In the geom_text call, color was not inside the aes call; if you are mapping it to data which is in the data.frame, you have to have it inside the aes call. This would throw a different error after fixing the first part because then it would not be able to find label.color anywhere because it would not know to look inside label.data.
Fixing those, then the scale_colour_manual complains that there are 9 colors and you have only supplied 6. That is because there are 6 colors from the lines and 3 from the text. Since you specified these as actual color names, you can just use scale_colour_identity.

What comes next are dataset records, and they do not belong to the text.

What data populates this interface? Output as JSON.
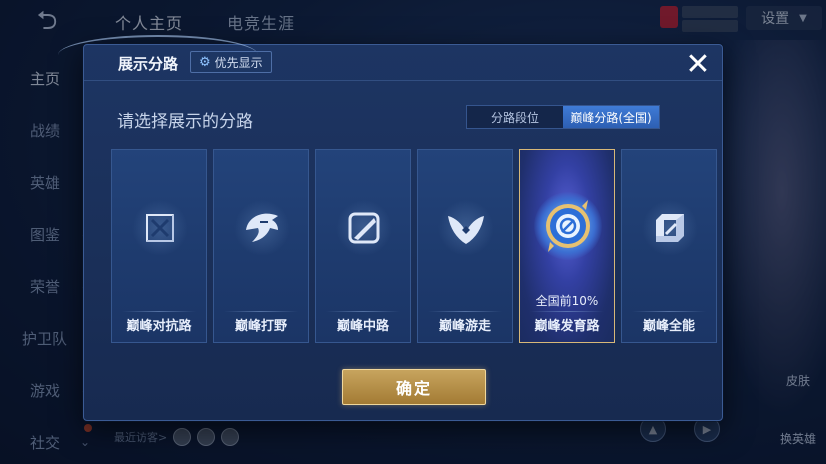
{
  "background": {
    "back_icon": "back-arrow-icon",
    "top_tabs": [
      "个人主页",
      "电竞生涯"
    ],
    "settings_label": "设置",
    "sidebar": [
      {
        "label": "主页",
        "chevron": false
      },
      {
        "label": "战绩",
        "chevron": false
      },
      {
        "label": "英雄",
        "chevron": false
      },
      {
        "label": "图鉴",
        "chevron": true
      },
      {
        "label": "荣誉",
        "chevron": true
      },
      {
        "label": "护卫队",
        "chevron": true
      },
      {
        "label": "游戏",
        "chevron": true
      },
      {
        "label": "社交",
        "chevron": true
      }
    ],
    "recent_visitors_label": "最近访客>",
    "side_labels": [
      "皮肤",
      "换英雄"
    ]
  },
  "modal": {
    "title": "展示分路",
    "priority_label": "优先显示",
    "priority_icon": "gear-icon",
    "close_icon": "close-icon",
    "prompt": "请选择展示的分路",
    "toggle": {
      "options": [
        "分路段位",
        "巅峰分路(全国)"
      ],
      "active_index": 1
    },
    "lanes": [
      {
        "name": "巅峰对抗路",
        "icon": "clash-lane-icon"
      },
      {
        "name": "巅峰打野",
        "icon": "jungle-dragon-icon"
      },
      {
        "name": "巅峰中路",
        "icon": "mid-lane-icon"
      },
      {
        "name": "巅峰游走",
        "icon": "roam-wings-icon"
      },
      {
        "name": "巅峰发育路",
        "icon": "farm-lane-badge-icon",
        "rank": "全国前10%",
        "selected": true
      },
      {
        "name": "巅峰全能",
        "icon": "all-round-icon"
      }
    ],
    "confirm_label": "确定"
  },
  "colors": {
    "accent_blue": "#2d5fb3",
    "confirm_gold": "#c7a45e",
    "selected_border": "#d7b878"
  }
}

Putting this all together:
plot <- ggplot()+
geom_line(data=time.data, aes(as.numeric(Date2), value,
group=Attribute, color=Color),
size=1)+
geom_text(data=label.data, aes(x=Inf, y=value,
label=paste(" ",Attribute),
color=label.color),
size=4,vjust=0, hjust=0)+
facet_grid(Attribute.Category~.,space="free") +
scale_x_continuous(breaks=as.numeric(unique(time.data$Date2)),
labels=format(unique(time.data$Date2),format = "%b %Y")) +
scale_colour_identity() +
theme_bw()+
theme(strip.background=element_blank(),
strip.text.y=element_blank(),
legend.text=element_blank(),
legend.title=element_blank(),
plot.margin=unit(c(1,5,1,1),"cm"),
legend.position="none")
gt3 <- ggplot_gtable(ggplot_build(plot))
gt3$layout$clip[gt3$layout$name == "panel"] <- "off"
grid.draw(gt3)
To get an idea how much you can strip down your example, this is much closer to minimal:
time.data <-
structure(list(Attribute = structure(c(1L, 1L, 2L, 2L, 3L, 3L,
4L, 4L), .Label = c("Taste 1", "Taste 2", "Use 1", "Use 2"), class = "factor"),
Attribute.Category = structure(c(2L, 2L, 2L, 2L, 1L, 1L,
1L, 1L), .Label = c("Nutritional/Usage", "Taste/Quality"), class = "factor"),
Color = c("#084594", "#084594", "#2171B5", "#2171B5", "#6A51A3",
"#6A51A3", "#807DBA", "#807DBA"), value = c(75L, 78L, 90L,
95L, 43L, 40L, 25L, 31L), Date2 = structure(c(15584, 15706,
15584, 15706, 15584, 15706, 15584, 15706), class = "Date")), .Names = c("Attribute",
"Attribute.Category", "Color", "value", "Date2"), row.names = c(NA,
-8L), class = "data.frame")
label.data <-
structure(list(value = c(78L, 95L, 40L, 31L), Attribute = structure(1:4, .Label = c("Taste 1",
"Taste 2", "Use 1", "Use 2"), class = "factor"), label.color = c("black",
"forestgreen", "red", "forestgreen"), Attribute.Category = structure(c(2L,
2L, 1L, 1L), .Label = c("Nutritional/Usage", "Taste/Quality"), class = "factor"),
Date2 = structure(c(15706, 15706, 15706, 15706), class = "Date")), .Names = c("value",
"Attribute", "label.color", "Attribute.Category", "Date2"), row.names = c(NA,
-4L), class = "data.frame")
ggplot() +
geom_line(data = time.data,
aes(x=Date2, y=value, group=Attribute, colour=Color)) +
geom_text(data = label.data,
aes(x=Date2, y=value, label=Attribute, colour=label.color),
hjust = 1) +
facet_grid(Attribute.Category~.) +
scale_colour_identity()
The theme stuff (and the making the labels visible outside the plot) isn't relevant to the question, nor is the x-axis conversions from Date to numeric to handle having Inf. I also trimmed the data to just the needed columns, and reduced categorical variable to only two categories.